Its Javelin was the automaker’s answer to the Mustang and Camaro, and atop the AMC performance pyramid sat the AMC AMX, which was a Javelin that went all-in, perfoamnce-wise. If you think of it as the AMC equivalent of a Camaro Z/28 or a Mustang Mach One, you wouldn’t be far off the mark.
To prove that the AMX was a sports car (despite its live rear axle), AMC only gave it two seats. While the car never sold in the same volume as its cross-town rivals, the Javelin and the AMX still have something of a cult following, and die-hard AMC fans probably aren’t going to like the build sheet for Jimi Day’s AMXcess.

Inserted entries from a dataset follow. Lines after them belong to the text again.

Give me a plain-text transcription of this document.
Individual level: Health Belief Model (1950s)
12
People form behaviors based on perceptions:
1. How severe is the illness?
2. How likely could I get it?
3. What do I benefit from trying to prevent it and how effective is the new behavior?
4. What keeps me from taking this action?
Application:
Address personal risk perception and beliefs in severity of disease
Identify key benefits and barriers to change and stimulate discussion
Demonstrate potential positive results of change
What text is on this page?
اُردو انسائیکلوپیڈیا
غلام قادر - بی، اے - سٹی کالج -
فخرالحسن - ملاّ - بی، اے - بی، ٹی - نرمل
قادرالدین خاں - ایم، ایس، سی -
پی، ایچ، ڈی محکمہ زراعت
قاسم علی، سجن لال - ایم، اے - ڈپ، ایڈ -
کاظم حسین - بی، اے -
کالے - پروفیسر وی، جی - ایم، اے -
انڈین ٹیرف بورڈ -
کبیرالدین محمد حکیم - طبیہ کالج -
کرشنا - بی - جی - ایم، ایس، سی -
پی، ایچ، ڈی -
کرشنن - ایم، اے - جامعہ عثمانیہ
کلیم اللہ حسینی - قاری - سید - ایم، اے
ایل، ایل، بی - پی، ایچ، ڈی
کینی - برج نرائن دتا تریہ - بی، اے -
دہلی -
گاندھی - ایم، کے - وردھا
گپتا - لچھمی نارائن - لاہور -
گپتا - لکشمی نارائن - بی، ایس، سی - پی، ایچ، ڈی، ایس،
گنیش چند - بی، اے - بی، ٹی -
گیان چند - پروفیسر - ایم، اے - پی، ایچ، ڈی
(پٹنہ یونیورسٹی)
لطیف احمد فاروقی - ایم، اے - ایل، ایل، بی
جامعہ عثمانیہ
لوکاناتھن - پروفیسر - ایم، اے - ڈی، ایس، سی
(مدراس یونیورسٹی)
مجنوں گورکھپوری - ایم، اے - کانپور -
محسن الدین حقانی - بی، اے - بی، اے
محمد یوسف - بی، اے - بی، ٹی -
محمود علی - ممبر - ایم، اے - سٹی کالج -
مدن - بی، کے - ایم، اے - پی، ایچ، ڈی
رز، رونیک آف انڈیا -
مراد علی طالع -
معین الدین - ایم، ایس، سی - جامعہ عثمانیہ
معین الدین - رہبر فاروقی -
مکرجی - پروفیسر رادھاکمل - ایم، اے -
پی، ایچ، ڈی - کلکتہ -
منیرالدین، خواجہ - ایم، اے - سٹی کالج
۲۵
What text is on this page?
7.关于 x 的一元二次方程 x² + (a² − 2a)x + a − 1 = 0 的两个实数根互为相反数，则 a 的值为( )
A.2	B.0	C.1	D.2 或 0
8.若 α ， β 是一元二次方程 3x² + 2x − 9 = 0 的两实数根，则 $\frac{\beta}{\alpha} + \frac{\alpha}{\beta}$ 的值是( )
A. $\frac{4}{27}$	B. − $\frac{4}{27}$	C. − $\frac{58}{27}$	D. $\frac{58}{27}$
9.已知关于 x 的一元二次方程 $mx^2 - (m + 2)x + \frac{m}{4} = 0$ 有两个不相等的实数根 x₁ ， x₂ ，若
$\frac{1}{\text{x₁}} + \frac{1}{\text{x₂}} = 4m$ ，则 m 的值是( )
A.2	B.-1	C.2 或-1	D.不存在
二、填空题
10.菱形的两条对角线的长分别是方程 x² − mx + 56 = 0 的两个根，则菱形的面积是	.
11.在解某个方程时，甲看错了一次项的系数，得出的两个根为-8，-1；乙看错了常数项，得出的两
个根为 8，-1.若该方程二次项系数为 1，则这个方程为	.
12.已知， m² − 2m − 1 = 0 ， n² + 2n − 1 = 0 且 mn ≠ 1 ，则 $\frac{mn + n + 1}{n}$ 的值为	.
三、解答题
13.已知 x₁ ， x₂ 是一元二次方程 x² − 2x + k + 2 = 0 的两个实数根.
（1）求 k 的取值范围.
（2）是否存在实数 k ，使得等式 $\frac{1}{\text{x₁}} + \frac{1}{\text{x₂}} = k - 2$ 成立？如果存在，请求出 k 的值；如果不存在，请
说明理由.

While the glass and sheet metal are all original, the rest of the car has been built from the ground up to be fast, reliable and easy to find parts for. That’s an LS3 small-block Chevy engine under the hood, mated to an aftermarket transmission and sending power to the rear wheels through a nine-inch Ford rear end.
Underneath, the car rides on RideTech triple-adjustable dampers, while six-piston Wilwood calipers handle the stopping duties. We know Jimi Day, so we can tell you with absolute certainty that he drives this car hard. His “ten-tenths,” would give casual passengers heart failure, which is just another testament as to how well this car is put together.
We’re big fans of pro-touring, since we grew up with muscle cars but prefer lapping at a road course to simply running the quarter mile. With the possible exception of Mary Pozzi’s Camaro (to be featured in an upcoming release of Gran Turismo), we can’t think of another pro-touring car that we’d rather drive than Jimi Day’s AMXcess.